Pope picks up on this theme of the mystery of Christ’s interiority and his compassion for Lazarus. He said during a general audience: “In so many of these episodes we see appearing from Jesus’ words the expression of a will and a power to which he interiorly appealed and which he expressed, one might say, with the greatest naturalness. It was as though the power to give people health, healing and even to bring the dead back to life, belonged to his own mysterious condition.”
Pope John Paul II notes that “we find a clear confirmation of Jesus’ words, ‘My Father is working still and I am working’ (Jn 5:17). Moreover, it could be said that we have here an anticipated demonstration of what Jesus will say in the upper room during his Last Supper conversation with the apostles concerning his relations with the Father, and, indeed, concerning his identity in being with the Father. The Gospels show by various miracles-signs that the divine power at work in Jesus Christ extends beyond the human world and is revealed as a power of dominion also over the forces of nature.” (I Say to You, Arise!  General Audience  November 18, 1987)

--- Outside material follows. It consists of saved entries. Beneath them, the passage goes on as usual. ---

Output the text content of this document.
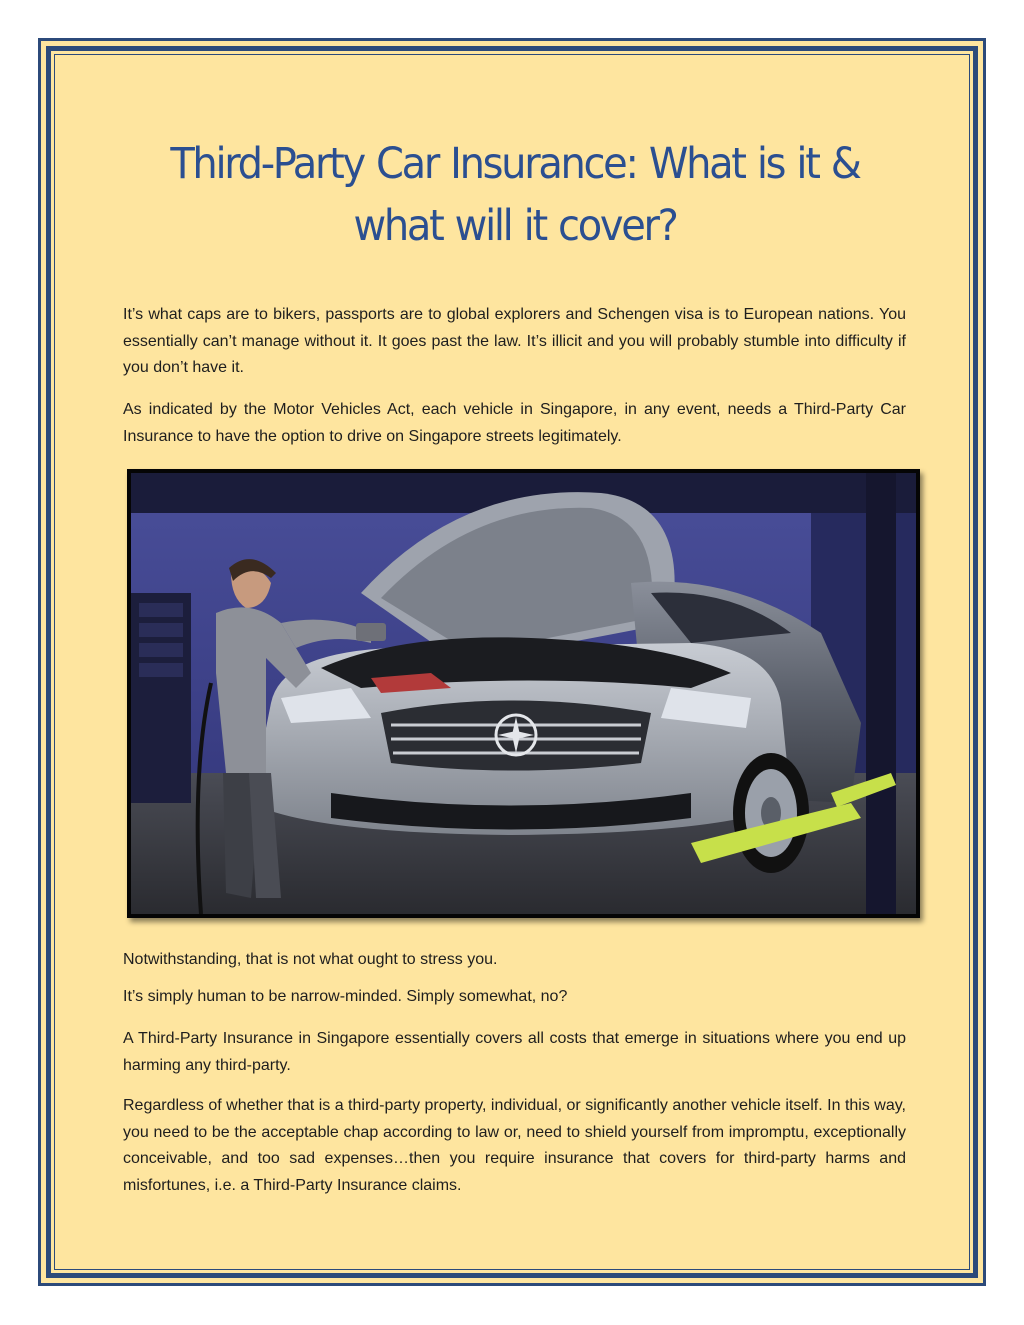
Third-Party Car Insurance: What is it &
what will it cover?

It’s what caps are to bikers, passports are to global explorers and Schengen visa is to European nations. You essentially can’t manage without it. It goes past the law. It’s illicit and you will probably stumble into difficulty if you don’t have it.

As indicated by the Motor Vehicles Act, each vehicle in Singapore, in any event, needs a Third-Party Car Insurance to have the option to drive on Singapore streets legitimately.

Notwithstanding, that is not what ought to stress you.

It’s simply human to be narrow-minded. Simply somewhat, no?

A Third-Party Insurance in Singapore essentially covers all costs that emerge in situations where you end up harming any third-party.

Regardless of whether that is a third-party property, individual, or significantly another vehicle itself. In this way, you need to be the acceptable chap according to law or, need to shield yourself from impromptu, exceptionally conceivable, and too sad expenses…then you require insurance that covers for third-party harms and misfortunes, i.e. a Third-Party Insurance claims.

A power  rises out of the abyss of human love and often we do not see it or know it; grief may bring it forth; if we do come to see it, paradoxically, then it is a moment of grief, and therefore borders on weakness or despair. Also arising out of love, the groan of Jesus indicates strength and hope. In the gospel story of the raising of Lazarus that power is brought forth in a great wonder and sign indicating the power of God. “I am the Resurrection and the Life.” So we return to Newman to read: “Wherever there is a heart to answer, ‘Lord, I believe,’ there Christ is present. There our Lord vouchsafes to stand, though unseen—whether over the bed of death or over the grave; whether we ourselves are sinking or those who are dear to us. Blessed be his name! nothing can rob us of this consolation.”